We show the effects of urbanisation and higher education for a centrist respondent with mean age (49 years old), from the German speaking part of Switzerland. An average respondent such as this without a university degree living in the most rural part of Switzerland is predicted to vote yes with 44/% probabilty. The same respondent with higher education is predicted to vote yes with probability 60%. At the other extreme end of urbanization the predicted probability of a yes-vote for a respondent without higher education is 54%. The respondent with a university degree is predicted to vote yes with 70% probability.

### 9.2.11 Exercise 11

Compare the percentage correctly predicted from the simple model that you estimated with just `LeftRight`

and `age`

as predictors to the percentage correctly predicted from the model with the additional explanatory variables that you included in the question above. Which has the greater explanatory power?

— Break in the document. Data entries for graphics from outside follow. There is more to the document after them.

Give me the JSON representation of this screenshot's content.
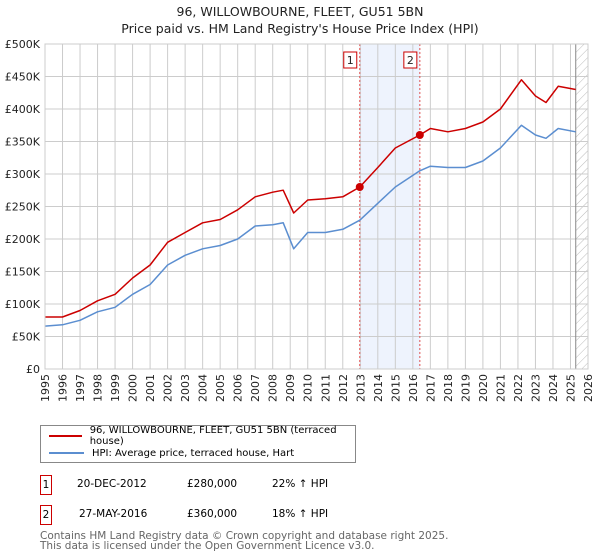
{
  "title_line1": "96, WILLOWBOURNE, FLEET, GU51 5BN",
  "title_line2": "Price paid vs. HM Land Registry's House Price Index (HPI)",
  "chart_data": {
    "type": "line",
    "title": "96, WILLOWBOURNE, FLEET, GU51 5BN — Price paid vs. HM Land Registry's House Price Index (HPI)",
    "xlim": [
      1995,
      2026
    ],
    "ylim": [
      0,
      500000
    ],
    "y_ticks": [
      0,
      50000,
      100000,
      150000,
      200000,
      250000,
      300000,
      350000,
      400000,
      450000,
      500000
    ],
    "y_tick_labels": [
      "£0",
      "£50K",
      "£100K",
      "£150K",
      "£200K",
      "£250K",
      "£300K",
      "£350K",
      "£400K",
      "£450K",
      "£500K"
    ],
    "x_ticks": [
      "1995",
      "1996",
      "1997",
      "1998",
      "1999",
      "2000",
      "2001",
      "2002",
      "2003",
      "2004",
      "2005",
      "2006",
      "2007",
      "2008",
      "2009",
      "2010",
      "2011",
      "2012",
      "2013",
      "2014",
      "2015",
      "2016",
      "2017",
      "2018",
      "2019",
      "2020",
      "2021",
      "2022",
      "2023",
      "2024",
      "2025",
      "2026"
    ],
    "grid": true,
    "x": [
      1995,
      1996,
      1997,
      1998,
      1999,
      2000,
      2001,
      2002,
      2003,
      2004,
      2005,
      2006,
      2007,
      2008,
      2008.6,
      2009.2,
      2010,
      2011,
      2012,
      2012.97,
      2014,
      2015,
      2016.4,
      2017,
      2018,
      2019,
      2020,
      2021,
      2022.2,
      2023,
      2023.6,
      2024.3,
      2025.3
    ],
    "series": [
      {
        "name": "96, WILLOWBOURNE, FLEET, GU51 5BN (terraced house)",
        "color": "#cc0000",
        "values": [
          80000,
          80000,
          90000,
          105000,
          115000,
          140000,
          160000,
          195000,
          210000,
          225000,
          230000,
          245000,
          265000,
          272000,
          275000,
          240000,
          260000,
          262000,
          265000,
          280000,
          310000,
          340000,
          360000,
          370000,
          365000,
          370000,
          380000,
          400000,
          445000,
          420000,
          410000,
          435000,
          430000
        ]
      },
      {
        "name": "HPI: Average price, terraced house, Hart",
        "color": "#5b8ed0",
        "values": [
          66000,
          68000,
          75000,
          88000,
          95000,
          115000,
          130000,
          160000,
          175000,
          185000,
          190000,
          200000,
          220000,
          222000,
          225000,
          185000,
          210000,
          210000,
          215000,
          229000,
          255000,
          280000,
          305000,
          312000,
          310000,
          310000,
          320000,
          340000,
          375000,
          360000,
          355000,
          370000,
          365000
        ]
      }
    ],
    "sales": [
      {
        "label": "1",
        "x": 2012.97,
        "price": 280000
      },
      {
        "label": "2",
        "x": 2016.4,
        "price": 360000
      }
    ],
    "shaded_range": [
      2012.97,
      2016.4
    ],
    "hatched_from": 2025.3,
    "legend_placement": "below"
  },
  "legend": {
    "property": "96, WILLOWBOURNE, FLEET, GU51 5BN (terraced house)",
    "hpi": "HPI: Average price, terraced house, Hart"
  },
  "transactions": [
    {
      "num": "1",
      "date": "20-DEC-2012",
      "price": "£280,000",
      "delta": "22% ↑ HPI"
    },
    {
      "num": "2",
      "date": "27-MAY-2016",
      "price": "£360,000",
      "delta": "18% ↑ HPI"
    }
  ],
  "footer_line1": "Contains HM Land Registry data © Crown copyright and database right 2025.",
  "footer_line2": "This data is licensed under the Open Government Licence v3.0."
}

First, we calculate the predicted probabilities for each observation in our sample. We do this twice, once for the `logit_model1`

model (which only includes age and Left-Right placement as explanatory variables), and once for the `logit_model2`

model (which includes age, Left-Right, university, german and urban as explanatory variables).

First, calculate predicted probabilities for each observation

`pps <- predict(logit_model1, newdata = swiss, type = "response")`

Next, convert the predicted probabilities to expected values of `0`

or `1`

`evs <- ifelse(pps > 0.5, yes = 1, no = 0)`

Next we calculate the confusion matrix

```
confusion <- table(actual = swiss$VoteYes, expected.value = evs)
confusion
```

```
expected.value
actual 0 1
0 347 96
1 130 329
```

Finally, calculate the percentage correctly predicted for the model

`sum(diag(confusion)) / sum(confusion)`

`[1] 0.7494457`

We can do the same for the second model now

```
pps <- predict(logit_model2, newdata = swiss, type = "response")
evs <- ifelse(pps > 0.5, yes = 1, no = 0)
confusion <- table(actual = swiss$VoteYes, expected.value = evs)
sum(diag(confusion)) / sum(confusion)
```

`[1] 0.7524972`

There is a very small difference in predictive power between the two models. The first, simpler model correctly predicts the outcome for 74.94% of observations, and this increases to only 75.25% of observations in the more extensive model. This is a small increase in predictive accuracy for a model than includes 3 additional covariates.